Наследники скорби - стр. 29
– Отдай свою девку в Цитадель, Одиней. Глядишь, колдунья оттает да черту подновит.
– Побойся Благиев, Амдор. – Староста сжал кулаки. – Срам такой!
– А упырём по лесам шататься – не срам? – Старик зло ударил клюкой об землю. – Я помереть в своей избе хочу, чтоб колдун науз мне на шею вздел, отшептал и душу с миром отпустил. И сыновья мои с внуками не должны в за́куп[17] идти от дурости твоей. Коли Благии Майрико даром осенили, так на то ихняя воля. Её исполнить надобно. Отдай дуру свою. У тебя ещё вон две таких же.
– Да ты ведь первый мне глаза этим колоть будешь! – Одиней задохнулся. – Станешь соотчичей отговаривать девок моих в род принимать, а чужих в наш отдавать!
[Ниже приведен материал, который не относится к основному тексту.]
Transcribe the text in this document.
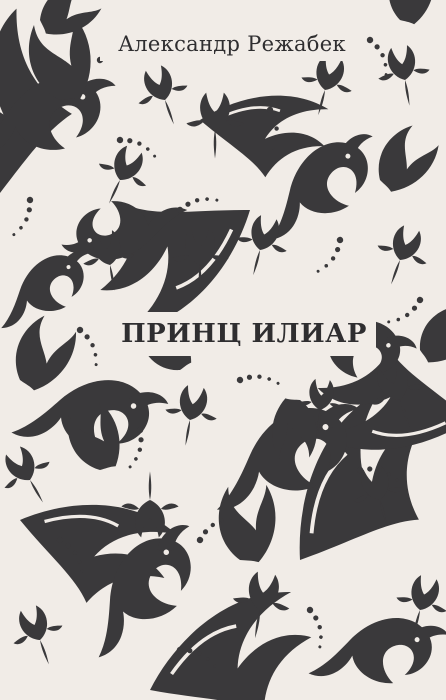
Александр Режабек
ПРИНЦ ИЛИАР
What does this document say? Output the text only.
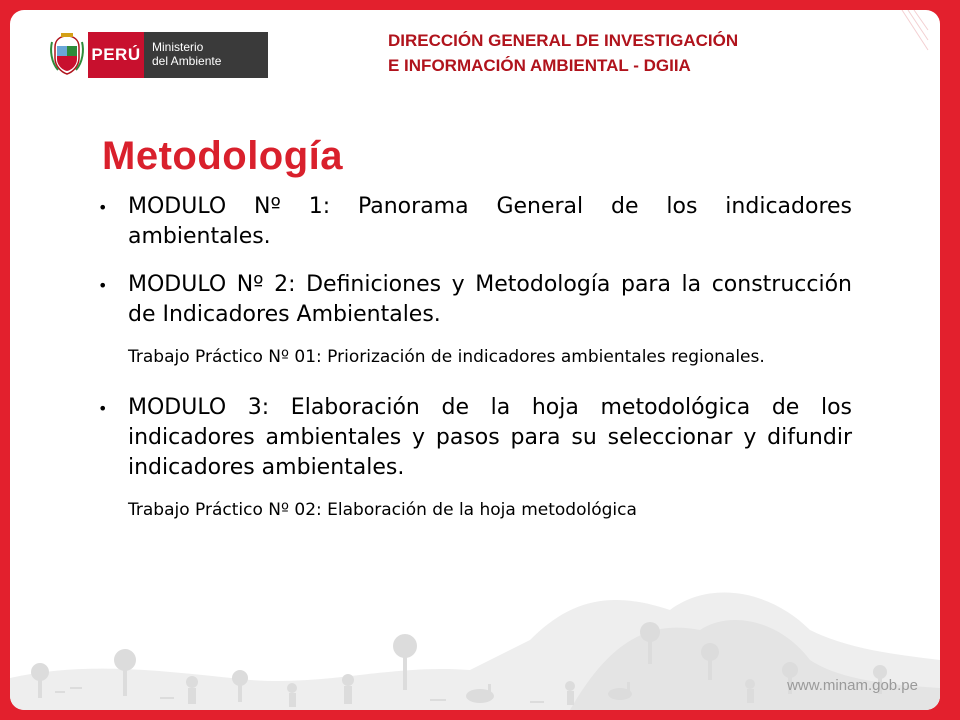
PERÚ Ministerio
del Ambiente
DIRECCIÓN GENERAL DE INVESTIGACIÓN
E INFORMACIÓN AMBIENTAL - DGIIA
Metodología
• MODULO Nº 1: Panorama General de los indicadores ambientales.
• MODULO Nº 2: Definiciones y Metodología para la construcción de Indicadores Ambientales.
Trabajo Práctico Nº 01: Priorización de indicadores ambientales regionales.
• MODULO 3: Elaboración de la hoja metodológica de los indicadores ambientales y pasos para su seleccionar y difundir indicadores ambientales.
Trabajo Práctico Nº 02: Elaboración de la hoja metodológica
www.minam.gob.pe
– А ты отрекись от Майрико. – Хитрый старик не желал уступать. – Будет она и тебе, и нам чужая. А чужую что ж не отпустить? Ступай к обережнице, в ноги падай, что хошь делай, но чтоб к вечеру весь кругом обнесена была. Иначе ваш род первым за тын вышвырнем. Глядишь, ходящие вами нажрутся и нас не тронут.
Одиней нашёл Бьергу в полуверсте от веси у Горюч-ключа, как и говорила. Наузница пекла на углях обмазанную глиной рыбу и курила трубку.
– Никак пришёл? – Колдунья усмехнулась.
– Забирай девку мою, – глухо сказал Одиней, – только черту обережную верни. Не по совести это.
– Ишь, решил-таки дочерью откупиться, – не удивилась собеседница. – Отчего ж не по совести? Вы со мной как с собакой, и я с вами так же. Иль ты думал, воздаяния не будет?
– Не по совести, – упрямо повторил староста. – Черта обережная оплачена была, а ты её беззаконно разорвала, весь нашу оставила на истребление.
Крефф хмыкнула.
– Так уж и на истребление? Обереги на вас надёжные. Я видела. А ты помни: я могла не только скотину на убой отдать, но и вас всех до единого.
Староста вздрогнул и бросил на собеседницу испуганный взгляд.
– Да за что ж…
– За то, что поперёк воли Цитадели идёте. За то, что с нас берёте кровью, жизнью, а сами готовы лишь деньгами платить. Не всё в нашем мире за серебро да злато покупается, Одиней. Не всё. Иной раз и самое дорогое отдавать приходится, чтоб другие жили. Ты об этом позабыл, а я вот напомнила.
Тут-то и всплыли в памяти почепского старосты давешние слова колдуньи.
– Не губи. – Мужчина опустился на колени. – Забирай девку. Вовек препоны чинить не стану. За труд твой заплатим щедро.
– А мне не надо щедро, – равнодушно ответила наузница. – Мне надо столько, сколько положено.
Староста испуганно заёрзал, а Бьерга продолжила:
– Гляди-ка, Одиней, нынче ты не думаешь, что моё бабье дело – детей рожать, щи варить да мужа почитать. Небось, рад меня между собой и смертью поставить, а? Никак поменялась правда твоя?
– Правда моя никогда не изменится, – упрямо ответил староста.
– Поди, соотчичи навостри́ли[18] тебя ко мне на поклон идти да девкой своей задобрить? – Бьерга выбила трубку о камень. – От рода, небось, дозволили её отринуть…
Одиней опустил глаза и кивнул.
Наузница разозлилась.
– Майрико я забираю. Знай: креффы людей в закуп не берут. Поэтому круг я замкну, а на тебя налагаю виру: выучится твоя дочь или сгибнет, но не получишь ни ты, ни Почепки послабления в оплате. То наказанье моё. И будущей весной чтоб всех девок без разговоров креффам показали. Хоть одну утаите – обережники к вам больше ни ногой. Я всё сказала. Чтоб через пол-оборота девка твоя была готова ехать. Да детей мне вдоль улицы выстави, погляжу, может, ещё кого найду.